La chica salió despedida.

Tropezó en su vuelo con un poste del alumbrado y quedó hecha un ovillo, terriblemente quieta.

Sus ropas estaban desgarradas. De algunas contusiones brotaba la sangre.

Pero las tres hienas motorizadas no estaban satisfechas. Aquella muchacha raptada a dos millas de allí, en un snack de la carretera, les había dado mal juego dentro del coche. Había demostrado ser una fierecilla con mucha más fuerza de la que imaginaron. Si ella tenía moraduras en todo el cuerpo, ellos también. Uno presentaba una lamentable cicatriz junto a un ojo a causa de un taconazo.

—Tenemos que buscar otras.

—Pero una que sea más débil. Y con esa nada de contemplaciones. Hay que aporrearla bien desde el primer minuto.

—Cierto. Eso es. Hay que cargársela enseguida.

—¡Mirad!

—¿Qué?

—¡Allí!

En efecto, una chica salía despavorida de una casa. Sus rodillas vacilaban. Daba la sensación de ir a caer sobre el asfalto mojado de un momento a otro.

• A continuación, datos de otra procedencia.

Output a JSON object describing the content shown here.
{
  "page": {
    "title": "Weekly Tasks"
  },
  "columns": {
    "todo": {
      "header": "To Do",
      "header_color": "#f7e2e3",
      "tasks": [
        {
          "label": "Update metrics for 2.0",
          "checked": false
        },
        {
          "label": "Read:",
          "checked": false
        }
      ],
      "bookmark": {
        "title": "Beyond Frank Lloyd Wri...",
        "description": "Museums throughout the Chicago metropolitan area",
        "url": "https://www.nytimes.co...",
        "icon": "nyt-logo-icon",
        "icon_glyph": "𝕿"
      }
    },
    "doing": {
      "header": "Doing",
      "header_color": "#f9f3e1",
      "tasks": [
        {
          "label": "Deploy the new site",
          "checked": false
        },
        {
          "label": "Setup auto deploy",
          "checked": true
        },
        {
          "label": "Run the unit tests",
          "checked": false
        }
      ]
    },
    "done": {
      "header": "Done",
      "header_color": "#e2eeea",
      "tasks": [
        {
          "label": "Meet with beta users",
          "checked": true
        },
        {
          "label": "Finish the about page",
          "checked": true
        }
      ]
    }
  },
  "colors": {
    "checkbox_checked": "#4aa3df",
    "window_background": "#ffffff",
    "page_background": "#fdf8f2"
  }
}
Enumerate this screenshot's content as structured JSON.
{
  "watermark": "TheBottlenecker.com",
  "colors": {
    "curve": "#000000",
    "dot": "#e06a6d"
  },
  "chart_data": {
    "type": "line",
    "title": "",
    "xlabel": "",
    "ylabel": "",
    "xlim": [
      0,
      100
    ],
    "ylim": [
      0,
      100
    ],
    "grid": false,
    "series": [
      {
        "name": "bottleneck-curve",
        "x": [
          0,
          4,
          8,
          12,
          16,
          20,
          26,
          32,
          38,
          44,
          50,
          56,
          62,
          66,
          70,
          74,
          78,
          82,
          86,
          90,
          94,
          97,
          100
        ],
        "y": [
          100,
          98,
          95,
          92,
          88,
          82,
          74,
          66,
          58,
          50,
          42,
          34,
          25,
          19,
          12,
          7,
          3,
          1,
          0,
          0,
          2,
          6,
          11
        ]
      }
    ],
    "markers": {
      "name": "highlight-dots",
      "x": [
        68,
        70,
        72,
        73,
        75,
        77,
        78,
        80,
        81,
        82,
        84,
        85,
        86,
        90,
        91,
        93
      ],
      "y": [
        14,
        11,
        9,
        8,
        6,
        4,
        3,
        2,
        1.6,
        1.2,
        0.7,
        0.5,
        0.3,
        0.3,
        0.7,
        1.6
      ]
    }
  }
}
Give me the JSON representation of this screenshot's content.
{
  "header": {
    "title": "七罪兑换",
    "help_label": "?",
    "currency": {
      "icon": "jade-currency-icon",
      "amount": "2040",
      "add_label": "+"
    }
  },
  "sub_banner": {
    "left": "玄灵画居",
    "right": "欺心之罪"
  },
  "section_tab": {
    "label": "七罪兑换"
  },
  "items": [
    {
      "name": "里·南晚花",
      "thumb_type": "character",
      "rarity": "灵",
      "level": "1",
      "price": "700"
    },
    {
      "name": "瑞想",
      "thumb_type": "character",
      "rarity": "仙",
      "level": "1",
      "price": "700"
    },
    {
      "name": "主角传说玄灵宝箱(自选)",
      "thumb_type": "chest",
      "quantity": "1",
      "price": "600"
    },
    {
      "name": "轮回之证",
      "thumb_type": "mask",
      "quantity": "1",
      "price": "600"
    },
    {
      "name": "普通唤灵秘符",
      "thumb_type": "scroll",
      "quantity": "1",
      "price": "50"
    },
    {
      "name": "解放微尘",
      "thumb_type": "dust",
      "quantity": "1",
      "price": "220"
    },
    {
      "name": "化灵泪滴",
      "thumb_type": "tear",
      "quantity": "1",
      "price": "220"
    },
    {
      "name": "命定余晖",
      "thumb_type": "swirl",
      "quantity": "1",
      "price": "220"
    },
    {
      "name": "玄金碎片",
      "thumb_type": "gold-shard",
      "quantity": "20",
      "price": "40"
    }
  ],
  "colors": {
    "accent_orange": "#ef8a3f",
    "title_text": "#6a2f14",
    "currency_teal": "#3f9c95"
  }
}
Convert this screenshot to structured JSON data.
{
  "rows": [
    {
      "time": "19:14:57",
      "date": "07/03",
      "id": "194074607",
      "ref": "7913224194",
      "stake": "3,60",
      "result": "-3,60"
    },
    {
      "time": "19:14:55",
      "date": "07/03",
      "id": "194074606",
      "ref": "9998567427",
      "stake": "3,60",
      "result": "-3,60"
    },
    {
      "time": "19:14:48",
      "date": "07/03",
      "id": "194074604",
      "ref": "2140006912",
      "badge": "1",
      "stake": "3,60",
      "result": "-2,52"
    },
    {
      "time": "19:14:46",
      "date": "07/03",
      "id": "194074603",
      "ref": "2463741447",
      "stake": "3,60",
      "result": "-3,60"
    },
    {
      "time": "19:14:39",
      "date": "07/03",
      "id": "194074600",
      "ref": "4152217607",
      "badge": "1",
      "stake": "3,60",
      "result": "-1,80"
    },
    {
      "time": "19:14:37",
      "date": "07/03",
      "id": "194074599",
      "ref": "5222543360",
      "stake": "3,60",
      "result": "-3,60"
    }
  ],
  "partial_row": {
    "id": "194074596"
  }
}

Ninguno de los tres pájaros sabía que se llamaba Hada. Ninguno podía sospechar ni de lejos lo que le había sucedido.

Sólo una cosa era evidente: una muchacha que apenas podía andar, menos podría resistir las acometidas combinadas dentro del coche.

—¡Búscala!

El sitio era solitario.

Ni soñado para aquello.

El «Lincoln» hizo un rápido zigzag y cortó bruscamente el paso a Hada. Ésta lanzó un gemido creyendo que habían querido atropellarla.

Las portezuelas se abrieron.

—¡Tú adentro!

Manos ansiosas se tendieron hacia Hada. Ésta no pudo resistirse. Después de la espantosa tensión anterior, aquella brutalidad la dejaba desarmada.

Fue introducida a la fuerza.

—¡Es estupenda!

—¡Qué hallazgo, muchachos!

—¡Y apenas se mueve! ¡Tú llévanos al lago!

Hada tenía los ojos desencajados.

Sabía que era inútil chillar. El automóvil rodaba a gran velocidad, buscando las calles solitarias, y nadie la oiría.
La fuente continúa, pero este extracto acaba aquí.